Dalam hal belajar secara terbuka kepada siapa saja, tanpa memandang latar belakang ideologi dan agama, Kiai Dahlan merupakan teladan terbaik. Kiai Dahlan mampu mengembangkan sekolah modern dan termasuk pelayanan kesehatan karena belajar dari pihak lain yang memiliki latar belakang ideologi dan agama yang berbeda. Meskipun pada saat itu harus dikecam dan dituduh “kafir”.

Belajar dari Weber (2019: 21), terutama terkait “Etika Protestan dan Semangat Kapitalisme”-nya mampu mendapatkan “penjelasan tentang dunia modern, khususnya untuk menandingi penitik-beratan Marxian terkait dominannya kepentingan-kepentingan akan ‘materi’ saat menganalisis proses-proses historis. Saya, begitu pun pembaca tentunya sepakat bahwa proses sejarah jangan hanya fokus pada dimensi material, tetapi ada nilai, jiwa, etos dan konsepsi yang melatar belakanginya, khususnya agama.
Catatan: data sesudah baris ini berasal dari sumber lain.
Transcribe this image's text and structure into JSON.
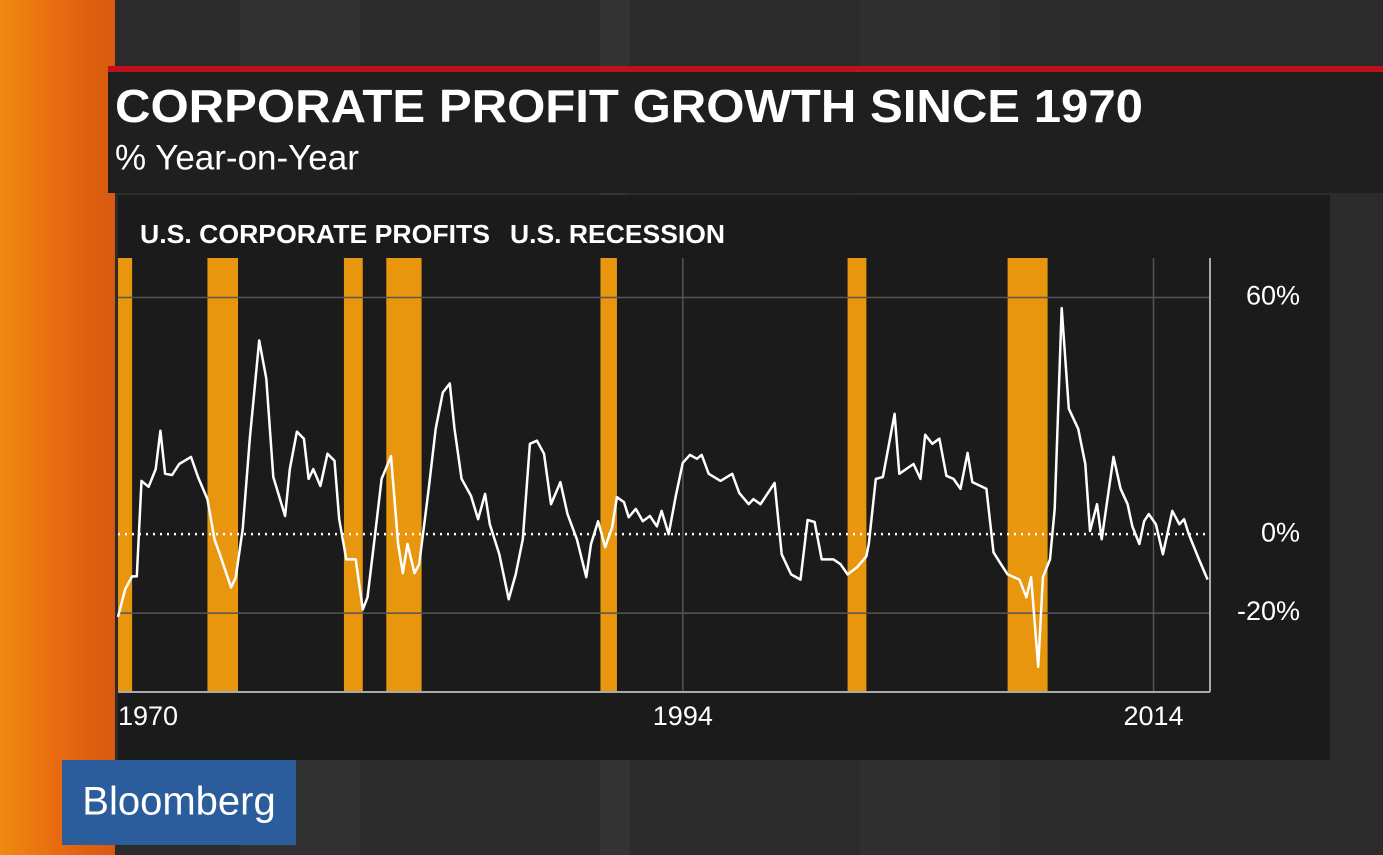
{
  "chart_data": {
    "type": "line",
    "title": "CORPORATE PROFIT GROWTH SINCE 1970",
    "subtitle": "% Year-on-Year",
    "x": [
      1970.0,
      1970.3,
      1970.6,
      1970.8,
      1971.0,
      1971.3,
      1971.6,
      1971.8,
      1972.0,
      1972.3,
      1972.6,
      1973.1,
      1973.4,
      1973.8,
      1974.1,
      1974.4,
      1974.8,
      1975.0,
      1975.3,
      1975.6,
      1976.0,
      1976.3,
      1976.6,
      1977.1,
      1977.3,
      1977.6,
      1977.9,
      1978.1,
      1978.3,
      1978.6,
      1978.9,
      1979.2,
      1979.4,
      1979.7,
      1980.1,
      1980.4,
      1980.6,
      1980.9,
      1981.2,
      1981.6,
      1981.9,
      1982.1,
      1982.3,
      1982.6,
      1982.8,
      1983.2,
      1983.5,
      1983.8,
      1984.1,
      1984.3,
      1984.6,
      1985.0,
      1985.3,
      1985.6,
      1985.8,
      1986.2,
      1986.6,
      1986.9,
      1987.2,
      1987.5,
      1987.8,
      1988.1,
      1988.4,
      1988.8,
      1989.1,
      1989.5,
      1989.9,
      1990.1,
      1990.4,
      1990.7,
      1991.0,
      1991.2,
      1991.5,
      1991.7,
      1992.0,
      1992.3,
      1992.6,
      1992.9,
      1993.1,
      1993.4,
      1993.7,
      1994.0,
      1994.3,
      1994.6,
      1994.8,
      1995.1,
      1995.6,
      1996.1,
      1996.4,
      1996.8,
      1997.0,
      1997.3,
      1997.9,
      1998.2,
      1998.6,
      1999.0,
      1999.3,
      1999.6,
      1999.9,
      2000.4,
      2000.7,
      2001.0,
      2001.4,
      2001.8,
      2001.9,
      2002.2,
      2002.5,
      2003.0,
      2003.2,
      2003.8,
      2004.1,
      2004.3,
      2004.6,
      2004.9,
      2005.2,
      2005.5,
      2005.8,
      2006.1,
      2006.3,
      2006.9,
      2007.2,
      2007.5,
      2007.8,
      2008.3,
      2008.6,
      2008.8,
      2009.1,
      2009.3,
      2009.6,
      2009.8,
      2010.1,
      2010.4,
      2010.8,
      2011.1,
      2011.3,
      2011.6,
      2011.8,
      2012.3,
      2012.6,
      2012.9,
      2013.1,
      2013.4,
      2013.6,
      2013.8,
      2014.1,
      2014.4,
      2014.8,
      2015.1,
      2015.3,
      2015.5,
      2015.9,
      2016.3
    ],
    "series": [
      {
        "name": "U.S. CORPORATE PROFITS",
        "color": "#ffffff",
        "values": [
          -21,
          -14,
          -10.7,
          -10.7,
          13.5,
          12,
          16.5,
          26.2,
          15.3,
          15,
          17.8,
          19.6,
          14.5,
          8.9,
          -1.3,
          -6.4,
          -13.5,
          -11,
          1.3,
          24.2,
          49.1,
          39.4,
          14.5,
          4.6,
          16.5,
          26,
          24.2,
          14,
          16.5,
          12.2,
          20.4,
          18.6,
          3.8,
          -6.4,
          -6.4,
          -19.1,
          -16,
          -1.3,
          14,
          19.8,
          -2.5,
          -9.9,
          -2.5,
          -9.9,
          -7.6,
          11.5,
          26.7,
          35.9,
          38.2,
          26.7,
          14,
          9.7,
          3.8,
          10.2,
          2.5,
          -5.1,
          -16.5,
          -10.2,
          -1.3,
          22.9,
          23.7,
          20.4,
          7.6,
          13.2,
          5.1,
          -1.3,
          -10.9,
          -2.5,
          3.3,
          -3.3,
          1.8,
          9.4,
          8.1,
          4.3,
          6.4,
          3.3,
          4.6,
          2,
          5.9,
          0,
          9.7,
          18.1,
          20.1,
          19.1,
          20.1,
          15.3,
          13.5,
          15.3,
          10.4,
          7.6,
          8.9,
          7.6,
          13,
          -5.1,
          -10.2,
          -11.5,
          3.6,
          3.1,
          -6.4,
          -6.4,
          -7.6,
          -10.2,
          -8.4,
          -5.6,
          -2.5,
          14,
          14.5,
          30.5,
          15.3,
          17.8,
          14,
          25.2,
          22.9,
          24.2,
          14.8,
          14,
          11.5,
          20.6,
          13.2,
          11.5,
          -4.6,
          -7.4,
          -10.2,
          -11.5,
          -16,
          -10.9,
          -33.6,
          -10.9,
          -6.4,
          6.4,
          57.3,
          31.8,
          26.7,
          17.8,
          0.8,
          7.6,
          -1.3,
          19.6,
          11.5,
          7.6,
          2,
          -2.5,
          3.3,
          5.1,
          2.5,
          -5.1,
          5.9,
          2.5,
          3.8,
          0,
          -5.9,
          -11.5
        ]
      }
    ],
    "bands": {
      "name": "U.S. RECESSION",
      "color": "#e8960e",
      "ranges": [
        [
          1970.0,
          1970.6
        ],
        [
          1973.8,
          1975.1
        ],
        [
          1979.6,
          1980.4
        ],
        [
          1981.4,
          1982.9
        ],
        [
          1990.5,
          1991.2
        ],
        [
          2001.0,
          2001.8
        ],
        [
          2007.8,
          2009.5
        ]
      ]
    },
    "xlim": [
      1970,
      2016.4
    ],
    "xticks": [
      1970,
      1994,
      2014
    ],
    "ylim": [
      -40,
      70
    ],
    "yticks": [
      {
        "value": 60,
        "label": "60%"
      },
      {
        "value": 0,
        "label": "0%"
      },
      {
        "value": -20,
        "label": "-20%"
      }
    ],
    "grid": true
  },
  "brand": "Bloomberg"
}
Dari Kiai Dahlan, kita menyadari bahwa dalam proses sejarah, tanpa kecuali sejarah Muhammadiyah, itu dijiwai oleh etos welas asih, etos al-Ma’un, dan etos Al-Ashr dan ini pun secara tidak langsung menjadi modal perjalanan sejarah bangsa dan Negara Indonesia, termasuk masih dibutuhkan untuk merintis masa depan Indonesia. Intinya menitip beratkan pentingnya menghadirkan nilai dan ajaran agama, tentunya yang memiliki etos berkemajuan.
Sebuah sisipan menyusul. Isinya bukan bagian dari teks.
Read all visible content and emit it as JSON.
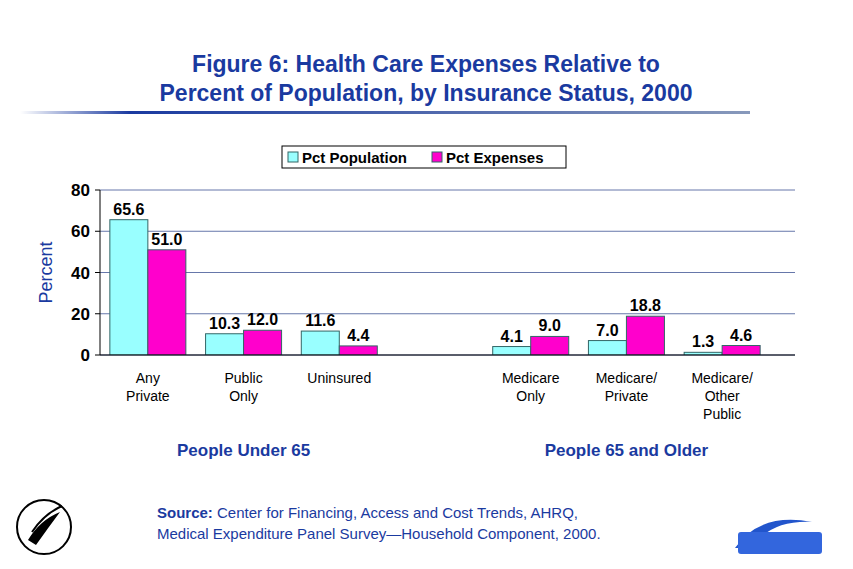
{
  "chart_data": {
    "type": "bar",
    "title": "Figure 6: Health Care Expenses Relative to Percent of Population, by Insurance Status, 2000",
    "y_label": "Percent",
    "categories": [
      "Any Private",
      "Public Only",
      "Uninsured",
      null,
      "Medicare Only",
      "Medicare/ Private",
      "Medicare/ Other Public"
    ],
    "group_labels": [
      "People Under 65",
      "People 65 and Older"
    ],
    "series": [
      {
        "name": "Pct Population",
        "color": "#99ffff",
        "values": [
          65.6,
          10.3,
          11.6,
          null,
          4.1,
          7.0,
          1.3
        ],
        "value_labels": [
          "65.6",
          "10.3",
          "11.6",
          null,
          "4.1",
          "7.0",
          "1.3"
        ]
      },
      {
        "name": "Pct Expenses",
        "color": "#ff00cc",
        "values": [
          51.0,
          12.0,
          4.4,
          null,
          9.0,
          18.8,
          4.6
        ],
        "value_labels": [
          "51.0",
          "12.0",
          "4.4",
          null,
          "9.0",
          "18.8",
          "4.6"
        ]
      }
    ],
    "ylim": [
      0,
      80
    ],
    "yticks": [
      0,
      20,
      40,
      60,
      80
    ],
    "grid": true,
    "legend": "top",
    "data_labels": true,
    "source": "Source: Center for Financing, Access and Cost Trends, AHRQ, Medical Expenditure Panel Survey—Household Component, 2000."
  }
}
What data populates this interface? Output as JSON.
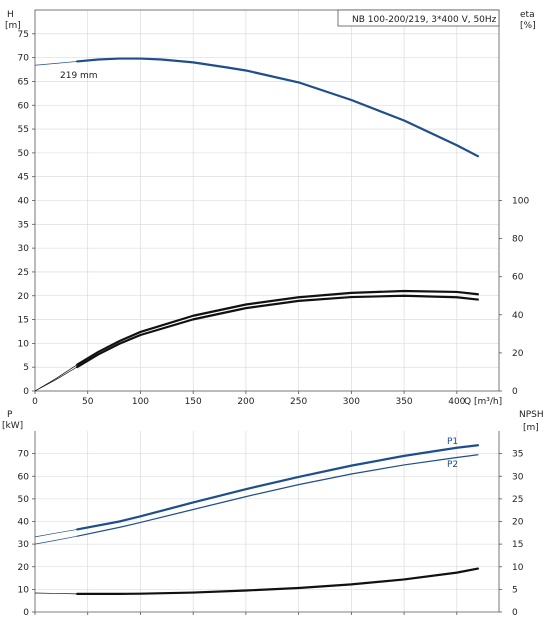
{
  "chart_data": [
    {
      "type": "line",
      "id": "head-efficiency",
      "legend_box": "NB 100-200/219, 3*400 V, 50Hz",
      "left_axis": {
        "label_line1": "H",
        "label_line2": "[m]",
        "range": [
          0,
          80
        ],
        "ticks": [
          0,
          5,
          10,
          15,
          20,
          25,
          30,
          35,
          40,
          45,
          50,
          55,
          60,
          65,
          70,
          75
        ]
      },
      "right_axis": {
        "label_line1": "eta",
        "label_line2": "[%]",
        "range": [
          0,
          200
        ],
        "ticks": [
          0,
          20,
          40,
          60,
          80,
          100
        ]
      },
      "x_axis": {
        "label": "Q [m³/h]",
        "range": [
          0,
          440
        ],
        "ticks": [
          0,
          50,
          100,
          150,
          200,
          250,
          300,
          350,
          400
        ]
      },
      "grid": true,
      "annotation": "219 mm",
      "series": [
        {
          "axis": "left",
          "color": "#1f4e8c",
          "x": [
            40,
            60,
            80,
            100,
            120,
            150,
            180,
            200,
            250,
            300,
            350,
            400,
            420
          ],
          "y": [
            69.2,
            69.6,
            69.8,
            69.8,
            69.6,
            69.0,
            68.0,
            67.3,
            64.8,
            61.1,
            56.8,
            51.6,
            49.3
          ],
          "extension_x": [
            0,
            20,
            40
          ],
          "extension_y": [
            68.4,
            68.8,
            69.2
          ]
        },
        {
          "axis": "right",
          "color": "#111111",
          "x": [
            40,
            60,
            80,
            100,
            150,
            200,
            250,
            300,
            350,
            400,
            420
          ],
          "y": [
            13.8,
            20.5,
            26.2,
            31.0,
            39.5,
            45.4,
            49.2,
            51.5,
            52.5,
            52.0,
            50.8
          ],
          "extension_x": [
            0,
            20,
            40
          ],
          "extension_y": [
            0,
            6.6,
            13.8
          ]
        },
        {
          "axis": "right",
          "color": "#111111",
          "x": [
            40,
            60,
            80,
            100,
            150,
            200,
            250,
            300,
            350,
            400,
            420
          ],
          "y": [
            12.6,
            19.2,
            24.8,
            29.4,
            37.6,
            43.5,
            47.3,
            49.3,
            50.0,
            49.2,
            48.0
          ],
          "extension_x": [
            0,
            20,
            40
          ],
          "extension_y": [
            0,
            6.0,
            12.6
          ]
        }
      ]
    },
    {
      "type": "line",
      "id": "power-npsh",
      "left_axis": {
        "label_line1": "P",
        "label_line2": "[kW]",
        "range": [
          0,
          80
        ],
        "ticks": [
          0,
          10,
          20,
          30,
          40,
          50,
          60,
          70
        ]
      },
      "right_axis": {
        "label_line1": "NPSH",
        "label_line2": "[m]",
        "range": [
          0,
          40
        ],
        "ticks": [
          0,
          5,
          10,
          15,
          20,
          25,
          30,
          35
        ]
      },
      "x_axis": {
        "range": [
          0,
          440
        ]
      },
      "grid": true,
      "series": [
        {
          "name": "P1",
          "axis": "left",
          "color": "#1f4e8c",
          "x": [
            40,
            80,
            100,
            150,
            200,
            250,
            300,
            350,
            400,
            420
          ],
          "y": [
            36.5,
            40.0,
            42.3,
            48.4,
            54.3,
            59.7,
            64.7,
            69.0,
            72.6,
            73.7
          ],
          "extension_x": [
            0,
            20,
            40
          ],
          "extension_y": [
            33.2,
            34.9,
            36.5
          ]
        },
        {
          "name": "P2",
          "axis": "left",
          "color": "#1f4e8c",
          "x": [
            40,
            80,
            100,
            150,
            200,
            250,
            300,
            350,
            400,
            420
          ],
          "y": [
            33.5,
            37.4,
            39.6,
            45.3,
            51.0,
            56.3,
            61.0,
            65.0,
            68.3,
            69.5
          ],
          "extension_x": [
            0,
            20,
            40
          ],
          "extension_y": [
            30.0,
            31.7,
            33.5
          ]
        },
        {
          "axis": "right",
          "color": "#111111",
          "x": [
            40,
            80,
            100,
            150,
            200,
            250,
            300,
            350,
            400,
            420
          ],
          "y": [
            4.0,
            4.0,
            4.05,
            4.3,
            4.75,
            5.3,
            6.1,
            7.2,
            8.7,
            9.6
          ],
          "extension_x": [
            0,
            20,
            40
          ],
          "extension_y": [
            4.2,
            4.1,
            4.0
          ]
        }
      ]
    }
  ]
}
Bagi Ahmad Norma Permata: Pertama, agama dalam sejarah manusia merupakan mekanisme institusionalisasi atau jalan untuk membangun kehidupan; Dan kedua, Agama sebagai sebuah nilai tidak pernah semata konseptual. Melainkan Agama selalu merupakan upaya untuk mengubah kondisi.

Hans Kung (dalam Zakiyuddin & Azaki, 2017:20-21), “agama Islam berperan besar dalam memberikan fondasi etika global sebagai dasar dialog antarperadaban. Dalam Islam terkandung standar etos dan nilai kemanusiaan universal. Nilai-nilai global diharapkan dapat memberi kontribusi bagi krisis dunia”.

Apa yang menjadi pandangan Hans Kung, sesungguhnya telah dipraktekkan dengan baik oleh Kiai Dahlan, dan dalam konteks etos Muhammadiyah bisa disejajarkan dengan “Pandangan Islam yang Berkemajuan. Seperti apa Pandangan Islam yang Berkemajuan, yang sejak awal berdirinya Muhammadiyah, Kiai Dahlan telah meletakkan secara kokoh pandangan ini?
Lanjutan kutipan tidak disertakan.